The monologue I often perform is Miss Alma admitting her lifelong love for John and pleading with him to explain why things never “happened” between them. I’ve used the monologue so often that it has become so rote that I don’t always truly feel it the way I should. But I recently went back to the script to search for another monologue that would work for me, just to switch it up a bit for an upcoming audition. I needed something that showed Miss Alma as a strong woman, not pleading for John’s love, but truly owning her desires for him. 

That’s when I fell in love with the play all over again. Because Alma is me. She is everyone who can’t get down with hookup culture because they want to be valued and loved for who they are first, but struggle because they are human, and of course, want intimacy. 

I have always had a yearning to be seen for my mind, my soul, and my dreams, and when I think I am, only then do I allow myself to seek out that intimacy. Emotional connection is my biggest turn-on. But I often fear that sex overrides all, and I don’t want to be remembered as the one girl someone messed around with. I want to be remembered for me. I am forever seeking that balance between emotional, soulful connections and intimacy.

I want to be confident in my sexuality and sex-positive without shame but I also want to be strong and steadfast in my pursuit of deeper connections.

Sometimes I put my guard up and give people the wrong impression- that I am cold and detached - because I worry that I will lose my sense of self in the pursuit of love and intimacy.

In the play, John describes Alma’s tendency to do this same thing when he says, “I thought it was just a Puritanical ice that glittered like flame. But now I believe it was flame, mistaken for ice.”

The hardest breakup I endured as a teenager was spurred by the words “I don’t think about you when you’re not around. I think I am just infatuated with you.”

Being written off as an object of lust and nothing more when I felt there was something emotional and beautiful between me and that boy destroyed me. I had let myself go as far as I did with him because I trusted that connection I felt. I didn’t want to be like Alma, missing her chance with John because she held back for too long. I didn’t want to believe that introducing intimacy into the equation would ruin everything. I wanted that balance that is the center of the conflict in Summer and Smoke. 

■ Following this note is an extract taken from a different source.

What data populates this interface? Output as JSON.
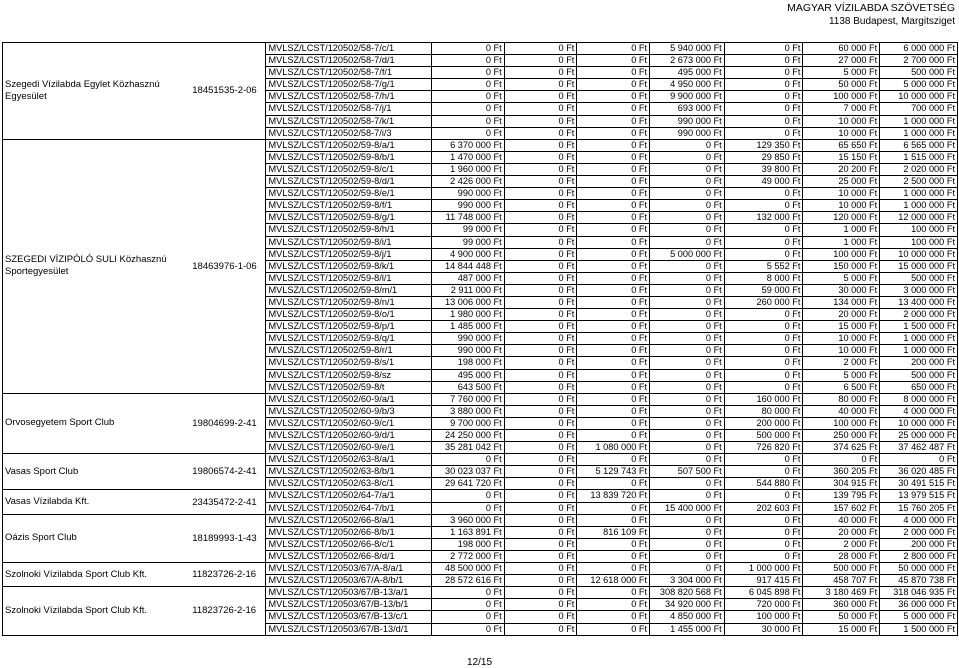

And I think a lot of us seek that. In this age of swiping left or right where you can arrange a love life with Amazon Prime-speed, it is easy to feel used and disposable and to give too much to people who do not have the same intentions.

This Summer and Smoke conflict has shown up again, in my life:  I have become intimate with someone whose mind I adored only to find out that they only saw sex (and me, consequently) as something to “do.” 

Of course, there are those who can compartmentalize their relationships as “sexual” and “romantic” and keep each one in its respective lane with boundaries and feelings kept in check.

But I am not one of those people. I am Miss Alma.